Se il testo scritto avesse riportato le virgole, avrebbe tra l'altro orientato la lettura del ministro, che invece, sentendolo in YouTube, ha erroneamente staccato sempre da più migliori, avallando l'analisi erronea dei suoi critici.
Insomma, la frase del ministro presenta una corretta struttura profonda, sintattico-semantica, che non va confusa, come hanno invece fatto i suoi critici con la grammatica di superficie basata sull'adiacenza di “più migliori”.

15-01-2021 — Autore: Fausto Raso — permalink


Su o sù?

Il su, in funzione avverbiale, si può anche accentare e non è assolutamente un errore, al contrario di quanto si
legge nel sito della Treccani in La grammatica italiana.
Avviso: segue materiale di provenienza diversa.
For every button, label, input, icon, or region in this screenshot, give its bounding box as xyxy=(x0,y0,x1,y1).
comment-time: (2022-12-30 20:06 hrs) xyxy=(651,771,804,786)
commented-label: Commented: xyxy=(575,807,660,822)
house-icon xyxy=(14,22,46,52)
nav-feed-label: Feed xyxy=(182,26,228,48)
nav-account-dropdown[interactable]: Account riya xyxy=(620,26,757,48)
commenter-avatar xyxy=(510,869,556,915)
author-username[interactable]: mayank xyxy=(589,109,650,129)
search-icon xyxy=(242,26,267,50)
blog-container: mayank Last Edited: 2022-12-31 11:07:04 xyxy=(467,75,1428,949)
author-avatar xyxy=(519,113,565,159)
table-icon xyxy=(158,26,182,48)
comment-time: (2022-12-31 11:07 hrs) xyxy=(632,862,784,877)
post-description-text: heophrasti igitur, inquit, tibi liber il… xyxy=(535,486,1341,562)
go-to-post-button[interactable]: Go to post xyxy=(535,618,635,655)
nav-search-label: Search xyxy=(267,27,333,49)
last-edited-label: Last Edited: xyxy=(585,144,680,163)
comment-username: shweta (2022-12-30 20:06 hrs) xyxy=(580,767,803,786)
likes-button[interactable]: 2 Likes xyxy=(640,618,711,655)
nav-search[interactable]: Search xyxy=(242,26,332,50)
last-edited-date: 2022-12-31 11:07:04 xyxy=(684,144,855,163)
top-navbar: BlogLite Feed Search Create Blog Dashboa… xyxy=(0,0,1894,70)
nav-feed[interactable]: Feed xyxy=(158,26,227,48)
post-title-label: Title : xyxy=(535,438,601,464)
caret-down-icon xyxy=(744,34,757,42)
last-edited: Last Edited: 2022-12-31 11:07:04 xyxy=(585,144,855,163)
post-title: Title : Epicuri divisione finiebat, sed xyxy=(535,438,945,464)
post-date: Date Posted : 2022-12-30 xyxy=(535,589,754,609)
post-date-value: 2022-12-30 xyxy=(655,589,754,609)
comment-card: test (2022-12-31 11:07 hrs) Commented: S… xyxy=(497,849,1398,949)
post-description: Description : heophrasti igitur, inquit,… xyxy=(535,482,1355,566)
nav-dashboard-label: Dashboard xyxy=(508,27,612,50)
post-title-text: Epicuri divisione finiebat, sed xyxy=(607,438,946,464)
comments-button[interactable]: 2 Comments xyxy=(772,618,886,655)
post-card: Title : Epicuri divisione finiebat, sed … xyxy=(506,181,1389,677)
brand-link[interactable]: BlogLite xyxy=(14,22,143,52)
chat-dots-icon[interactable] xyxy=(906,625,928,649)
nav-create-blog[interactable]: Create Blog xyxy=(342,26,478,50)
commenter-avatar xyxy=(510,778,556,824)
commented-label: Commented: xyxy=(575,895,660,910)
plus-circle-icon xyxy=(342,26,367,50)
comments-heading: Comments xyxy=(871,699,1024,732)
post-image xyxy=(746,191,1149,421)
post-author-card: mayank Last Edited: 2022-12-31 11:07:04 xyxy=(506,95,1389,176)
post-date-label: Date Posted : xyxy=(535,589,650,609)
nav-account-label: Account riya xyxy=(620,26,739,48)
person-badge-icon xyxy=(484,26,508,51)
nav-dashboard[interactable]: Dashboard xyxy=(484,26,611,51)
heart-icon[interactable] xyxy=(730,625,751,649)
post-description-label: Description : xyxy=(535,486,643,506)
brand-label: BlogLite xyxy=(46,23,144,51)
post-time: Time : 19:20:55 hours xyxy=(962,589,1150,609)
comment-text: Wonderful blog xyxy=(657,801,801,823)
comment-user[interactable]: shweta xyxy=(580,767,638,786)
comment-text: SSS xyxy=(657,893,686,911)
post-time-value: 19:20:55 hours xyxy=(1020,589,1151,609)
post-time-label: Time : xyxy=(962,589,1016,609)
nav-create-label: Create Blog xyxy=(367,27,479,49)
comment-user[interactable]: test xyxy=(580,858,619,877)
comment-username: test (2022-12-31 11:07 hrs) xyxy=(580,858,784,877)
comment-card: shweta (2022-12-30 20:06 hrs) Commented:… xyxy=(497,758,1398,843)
«La grafia con accento, anche se abbastanza diffusa, è scorretta e ingiustificata, perché non c'è possibilità di confusione con omografi (...)».
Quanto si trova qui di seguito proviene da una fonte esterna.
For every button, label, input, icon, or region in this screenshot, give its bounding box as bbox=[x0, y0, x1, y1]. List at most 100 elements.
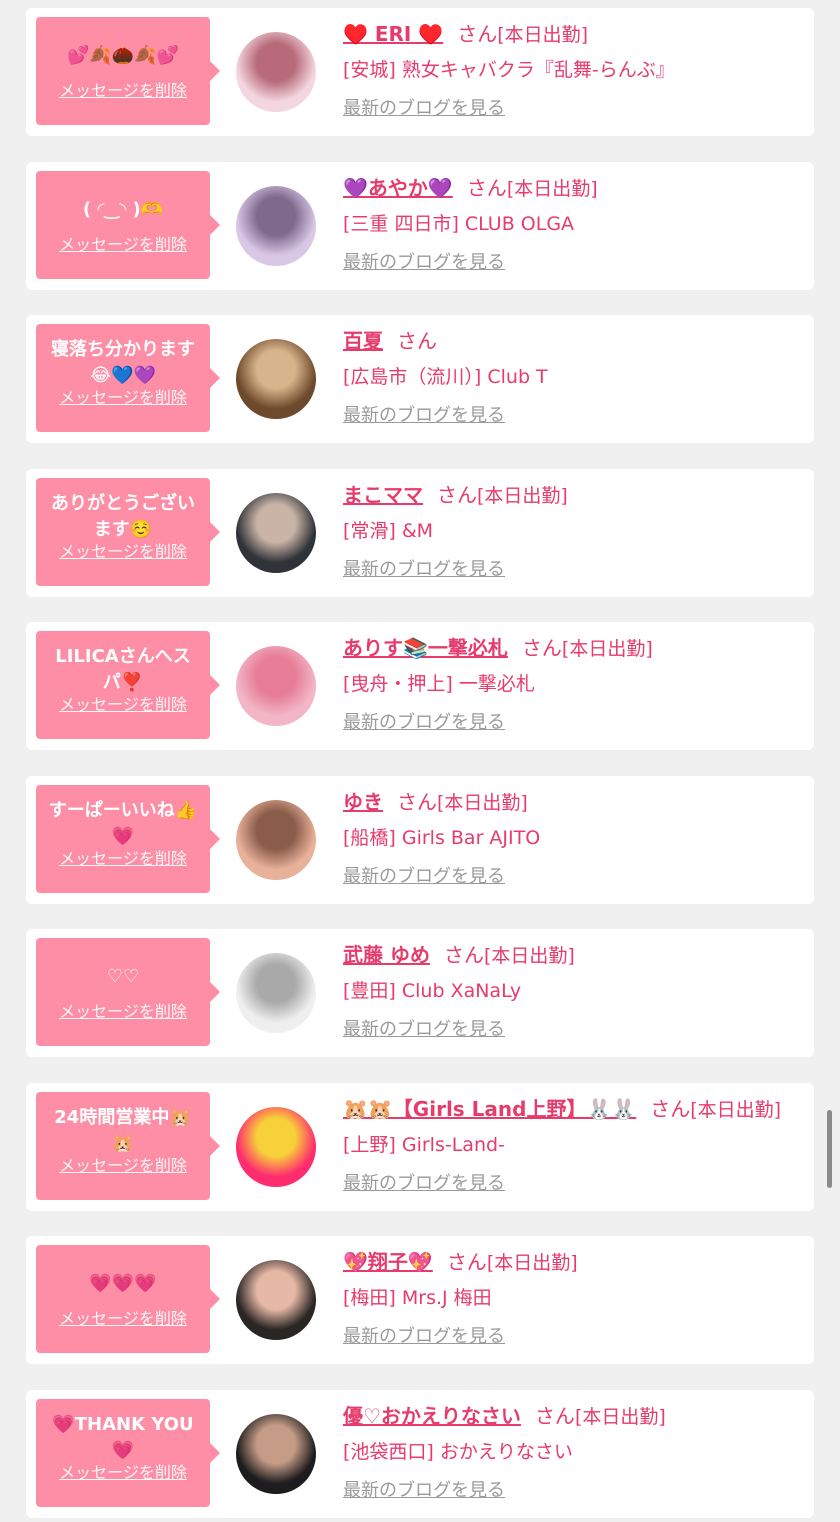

Il DOP, invece, è di parere diverso e chi scrive segue le sue indicazioni. Si veda qui.

Occorre distinguere, infatti, il su preposizione dal avverbio. Tra i due su c'è una notevolissima diversità di intonazione, di suono e, quindi, di... accento.
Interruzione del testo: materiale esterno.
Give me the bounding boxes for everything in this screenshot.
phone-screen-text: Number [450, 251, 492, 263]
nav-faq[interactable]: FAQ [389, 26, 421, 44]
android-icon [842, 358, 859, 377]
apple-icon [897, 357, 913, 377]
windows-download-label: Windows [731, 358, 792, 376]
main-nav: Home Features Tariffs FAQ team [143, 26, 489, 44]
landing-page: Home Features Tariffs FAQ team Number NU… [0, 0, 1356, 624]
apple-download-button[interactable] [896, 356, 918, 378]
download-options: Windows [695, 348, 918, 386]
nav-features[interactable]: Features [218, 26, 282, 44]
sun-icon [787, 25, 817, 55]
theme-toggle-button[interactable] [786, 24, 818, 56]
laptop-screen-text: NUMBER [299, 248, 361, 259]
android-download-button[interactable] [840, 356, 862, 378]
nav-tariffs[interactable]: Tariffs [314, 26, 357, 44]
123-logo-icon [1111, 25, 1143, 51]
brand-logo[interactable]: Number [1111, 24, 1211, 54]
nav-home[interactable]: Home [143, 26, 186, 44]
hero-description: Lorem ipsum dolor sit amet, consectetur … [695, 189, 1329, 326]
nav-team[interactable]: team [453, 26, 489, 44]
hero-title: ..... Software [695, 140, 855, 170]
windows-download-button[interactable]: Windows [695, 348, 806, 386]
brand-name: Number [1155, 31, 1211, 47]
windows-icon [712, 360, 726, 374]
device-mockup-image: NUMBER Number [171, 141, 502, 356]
Il su preposizione è, in generale, atono: raccogli i panni su uno stenditoio; guarda su quella cima. Il su con valore avverbiale è, invece, fortemente tonico: guarda sù, verso la cima; non andare sù.

Il avverbiale, per tanto, si può accentare per mettere in evidenza la sua sonorità e nessuno, docenti di lingua compresi, potrà dire che è uno strafalcione perché la linguistica lascia ampia libertà di scelta a colui che scrive.

14-01-2021 — Autore: Fausto Raso — permalink


Divisa da o divisa di?

«Il vigile del selfie in divisa da SS reintegrato dopo la sospensione». Questo titolo di un quotidiano in rete contiene un errore che grida vendetta: in divisa DA SS. La preposizione corretta, da usare, è di: divisa DI Ss.

Si tratta di un normalissimo complemento di specificazione. La preposizione di specifica, infatti, di quale divisa si tratta.

Diamo la parola al Treccani:

« (...) Abito di foggia e colore particolare che viene indossato dagli appartenenti a una determinata categoria, perché siano facilmente distinguibili e riconoscibili; livrea, uniforme. Oggi, il termine designa più comunem. l'uniforme militare o di corpi militarizzati, di forze di polizia, e sim.: indossare la d., presentarsi in d.; onorare la propria d.; d. di ufficiale di fanteria; d. di aviere; la d. dei marinai, dei bersaglieri; d. di vigile urbano, di vigile del fuoco, di guardia giurata, ecc.; più raramente, l'uniforme di altre organizzazioni, di una società, di un corpo, ecc.: d. di accademico, di collegiale, di portiere (...)».